1.4. The Tension Between Formal And Social Leadership
Social Leadership is not an alternative to formal authority, but sits alongside it, creating a unique tension which we need to maintain.
Name two ways that Formal leadership and Social Leadership can be opposed.
My response:
Formal leaders per this MOOC's "definition" would say to social leaders "what are you doing to directly further the mission of the organisation AND to directly impact the bottom line (whatever metrics apply to the organisation in question?"
Social leaders per this MOOC's "definition" would say to formal leaders "your use of formal power is so outdated that unless you adopt social age thinking you and our organisation are doomed to certain extinction".
1.5. Challenge
Thinking about some challenges around Social Leadership.
Video
My response:
The "intrapreneur" role came to mind while watching the video. Doing things underground in the first instance. Not doing a sheep dip approach to change.
After posting this comment, I have just read a Seth Godin blog post and had to come back and add the link! Real-time learning:
Drip by drip & the thunderclap.
The nightmare may be to enlist conscripts and not volunteers. Euan Semple quotes Peter Drucker (
"In a knowledge economy there are no such things as conscripts - there are only volunteers.
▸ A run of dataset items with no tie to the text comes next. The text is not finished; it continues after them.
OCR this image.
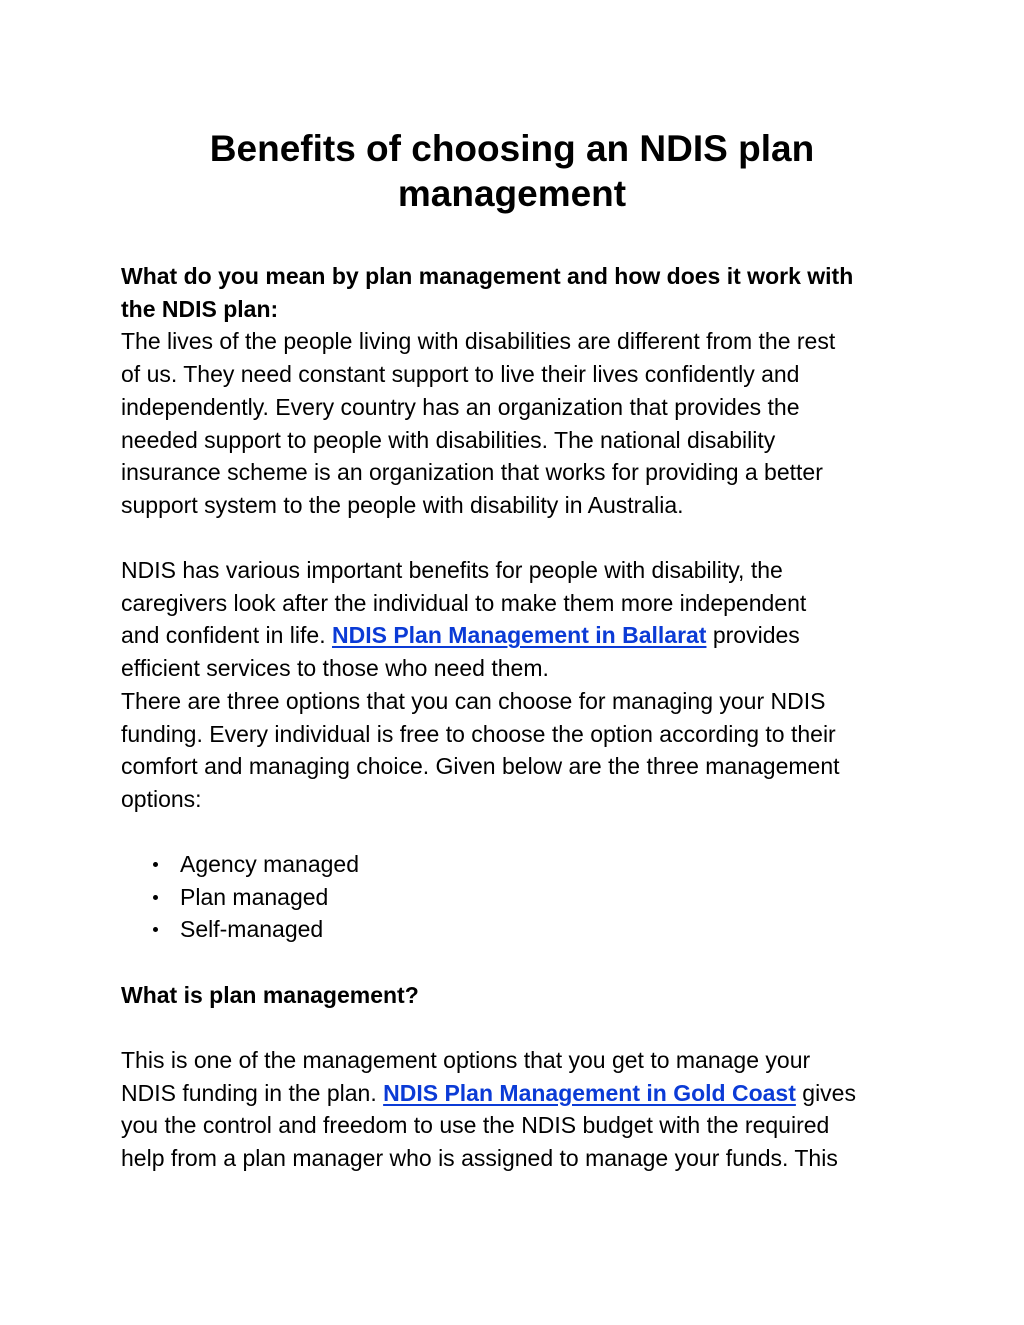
Benefits of choosing an NDIS plan
management

What do you mean by plan management and how does it work with
the NDIS plan:
The lives of the people living with disabilities are different from the rest
of us. They need constant support to live their lives confidently and
independently. Every country has an organization that provides the
needed support to people with disabilities. The national disability
insurance scheme is an organization that works for providing a better
support system to the people with disability in Australia.

NDIS has various important benefits for people with disability, the
caregivers look after the individual to make them more independent
and confident in life. NDIS Plan Management in Ballarat provides
efficient services to those who need them.
There are three options that you can choose for managing your NDIS
funding. Every individual is free to choose the option according to their
comfort and managing choice. Given below are the three management
options:

Agency managed
Plan managed
Self-managed

What is plan management?

This is one of the management options that you get to manage your
NDIS funding in the plan. NDIS Plan Management in Gold Coast gives
you the control and freedom to use the NDIS budget with the required
help from a plan manager who is assigned to manage your funds. This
The trouble is we have trained our managers to manage conscripts."
Need clear examples where social leadership has brought specific and concrete benefit to the person and the organisation.
Challenge to move all staff on in this area not just young leaders and to do so in appropriate cringe-free ways.
1.6. Recognise and help others succeed
Who is taking this journey with you? Engage with someone else who is taking this course, and see how you can help each other to succeed.
My response:
Posting my challenge in the hope that a fellow learner will read and respond. Happy to address your challenge with you. Feel free to DM me on Twitter @srjf. Happy to exchange DMs or do a Zoom call etc in response to this exercise. I have a track record for this. I did a call with @joitske earlier in the course.
I am fully internet savvy. I am working for an IT services company where much of our work is confidential for client reasons. All of us are police security checked to a significant level. You would think with the work that we do delivering robust, highly secure business and technical solutions involving the internet for clients of all sizes across the UK that the Social Age would have arrived already for us. It has not. We have no enterprise social network. There would appear to be no need or requirement or desire to go down this route. If you were in my position how would you tackle the task of starting the Social Age journey in my organisation?
1.7. Social Leadership
Reflections on Social Leadership.
Describe in one sentence what Social Leadership means.
My response:
Social Leadership is a form of leadership that seeks to challenge the formal legitimate authority held by those with positional leadership roles in the line management hierarchy of the organisation with reputation authority that has been bestowed on such leaders as a result of their authentic storytelling and collaborating in speaking truth to power in communities and spaces across the organisation.
1.8. A great Social Leader
Can you think of an example of someone who is a great Social Leader?
Michelle Ockers, a lady based in Sydney, Australia.
I "met" Michelle last year via #ATD2016 backchannel. She introduced me to #wol, #pkm and Twitter chats and so much more! We have exchanged numerous tweets. posts etc as we both continue on our lifelong learning quest. She has been in these past few months hugely inspirational to me. A real Social Leader role model to emulate and "work" with. She introduces herself in this video.
Another fantastic post and I wasn't aware of Michelle's video. I wonder what organisation's are doing to enable their senior leaders to become social leaders? Is this part of their development? I know that some organisations use companies like Korn Ferry to do assessments on Learning Agility and the like, but unsure if this is actually something that is considered?